Krypton– Episodes 6-7: “Civil Wars” and “Transformation”
Starring: Cameron Cuffe, Georgina Campbell, Ann Ogbomo, Shaun Sipos, Wallis Day, Elliot Cowan, Aaron Pierre, Blake Ritson, and Colin Salmon.
Written by: Doris Egan and David Paul Francis
Directed by: Kate Dennis and Metin Huseyin
Krypton starts to come into its own, despite a gratuitous cameo, in its sixth and seventh installments. With just three episodes left until the first season finale, episodes 6 and 7 barrel the show into its endgame. Supporting by a few novel twists, its own version of science fiction Game of Thrones plotting, and more stellar performances from the women of the cast. Episode six kind of gets bogged down by the Doomsday of it all. These episodes really get the whole cast in on the fun, finally blossoming into a full-on ensemble as the fight against Brainiac finally comes to Krypton in a big, splashy way.
Picking up directly after episode 5’s revelation that General Zod has made the trip back in time, like Adam, in order to stop Brainiac, “Civil Wars” wastes little time doling out even more revelations. The most affecting of which is that Adam Strange didn’t tell Seg of Krypton’s eventual destruction and that Brainiac isn’t from the future. The destruction of Kandor, which begins the cascade failure of the planet’s core, leading to its explosion. It’s a fixed point in the planet’s history and thus should probably be protected.
Writer Doris Egan (Torchwood: Miracle Day and House) does a really great job of making this new moral quandary feel weighty. Along with some choice Zod commentary on Superman’s legacy, voiced by the coldly entertaining Colin Salmon. She even doubles down on the political intrigue happening on the surface. The Vexes and Jayna-Zod prepare a daring plan to assassinate The Voice of Rao, unaware of his new Brainiac powered upgrade. Though, like I said, the episode comes apart toward the end. Thanks to a super out of place cameo by Doomsday. However, everything before that is compelling. It manages to merge the looming threat of Brainiac with the courtly intrigue of the Guild Space.

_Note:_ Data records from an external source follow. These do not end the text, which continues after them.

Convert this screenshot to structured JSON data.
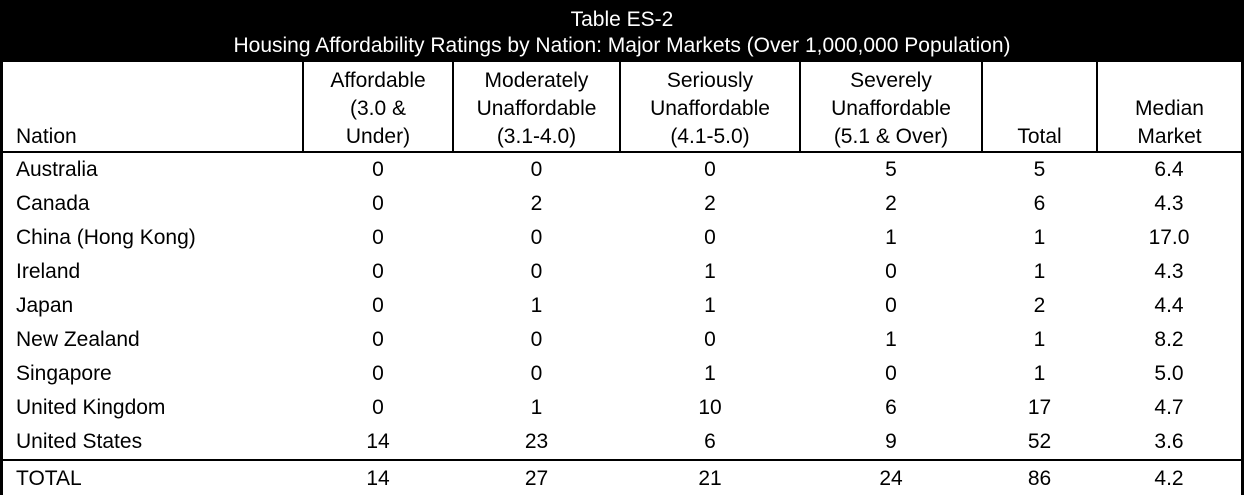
{
  "table": {
    "title_line1": "Table ES-2",
    "title_line2": "Housing Affordability Ratings by Nation: Major Markets (Over 1,000,000 Population)",
    "columns": [
      "Nation",
      "Affordable\n(3.0 &\nUnder)",
      "Moderately\nUnaffordable\n(3.1-4.0)",
      "Seriously\nUnaffordable\n(4.1-5.0)",
      "Severely\nUnaffordable\n(5.1 & Over)",
      "Total",
      "Median\nMarket"
    ],
    "rows": [
      {
        "nation": "Australia",
        "cells": [
          "0",
          "0",
          "0",
          "5",
          "5",
          "6.4"
        ]
      },
      {
        "nation": "Canada",
        "cells": [
          "0",
          "2",
          "2",
          "2",
          "6",
          "4.3"
        ]
      },
      {
        "nation": "China (Hong Kong)",
        "cells": [
          "0",
          "0",
          "0",
          "1",
          "1",
          "17.0"
        ]
      },
      {
        "nation": "Ireland",
        "cells": [
          "0",
          "0",
          "1",
          "0",
          "1",
          "4.3"
        ]
      },
      {
        "nation": "Japan",
        "cells": [
          "0",
          "1",
          "1",
          "0",
          "2",
          "4.4"
        ]
      },
      {
        "nation": "New Zealand",
        "cells": [
          "0",
          "0",
          "0",
          "1",
          "1",
          "8.2"
        ]
      },
      {
        "nation": "Singapore",
        "cells": [
          "0",
          "0",
          "1",
          "0",
          "1",
          "5.0"
        ]
      },
      {
        "nation": "United Kingdom",
        "cells": [
          "0",
          "1",
          "10",
          "6",
          "17",
          "4.7"
        ]
      },
      {
        "nation": "United States",
        "cells": [
          "14",
          "23",
          "6",
          "9",
          "52",
          "3.6"
        ]
      }
    ],
    "total_row": {
      "nation": "TOTAL",
      "cells": [
        "14",
        "27",
        "21",
        "24",
        "86",
        "4.2"
      ]
    },
    "colors": {
      "band_background": "#000000",
      "band_text": "#ffffff",
      "table_text": "#000000",
      "table_background": "#ffffff",
      "border": "#000000"
    }
  },
  "chart_data": {
    "type": "table",
    "title": "Table ES-2 — Housing Affordability Ratings by Nation: Major Markets (Over 1,000,000 Population)",
    "categories": [
      "Australia",
      "Canada",
      "China (Hong Kong)",
      "Ireland",
      "Japan",
      "New Zealand",
      "Singapore",
      "United Kingdom",
      "United States",
      "TOTAL"
    ],
    "series": [
      {
        "name": "Affordable (3.0 & Under)",
        "values": [
          0,
          0,
          0,
          0,
          0,
          0,
          0,
          0,
          14,
          14
        ]
      },
      {
        "name": "Moderately Unaffordable (3.1-4.0)",
        "values": [
          0,
          2,
          0,
          0,
          1,
          0,
          0,
          1,
          23,
          27
        ]
      },
      {
        "name": "Seriously Unaffordable (4.1-5.0)",
        "values": [
          0,
          2,
          0,
          1,
          1,
          0,
          1,
          10,
          6,
          21
        ]
      },
      {
        "name": "Severely Unaffordable (5.1 & Over)",
        "values": [
          5,
          2,
          1,
          0,
          0,
          1,
          0,
          6,
          9,
          24
        ]
      },
      {
        "name": "Total",
        "values": [
          5,
          6,
          1,
          1,
          2,
          1,
          1,
          17,
          52,
          86
        ]
      },
      {
        "name": "Median Market",
        "values": [
          6.4,
          4.3,
          17.0,
          4.3,
          4.4,
          8.2,
          5.0,
          4.7,
          3.6,
          4.2
        ]
      }
    ]
  }
}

Episode seven then capitalizes on that merger. Showing the direct aftermath of the coup attempt and the frightening capabilities of Brainiac. It is here where the show finally fully merges its political machinations with the fight against Brainiac in a propulsive and engaging hour of television. Sure, Cameron Cuffe’s Seg is still about as entertaining as a bowl of cold oatmeal. The women, especially the dreamy and endlessly watchable Wallis Day and Georgina Campbell more than make-up for it as the full cast unites toward the goal of saving Kandor. I wish that it hadn’t taken up to six weeks to get us to this point. Episodes 6 and 7 of Krypton finally put the show on a solid foundation and move it toward some really interesting places.
Verdict: Watch Them!
After a shaky start and some even shakier storytelling, episodes 6 and 7 find Krypton making great use of both the overall narrative and the immediate week-to-week plots. Buoyed by fantastic production values, strong women, and now genuine stakes, Krypton is starting to grow out of being a guilty pleasure to a legitimately great fandom entry.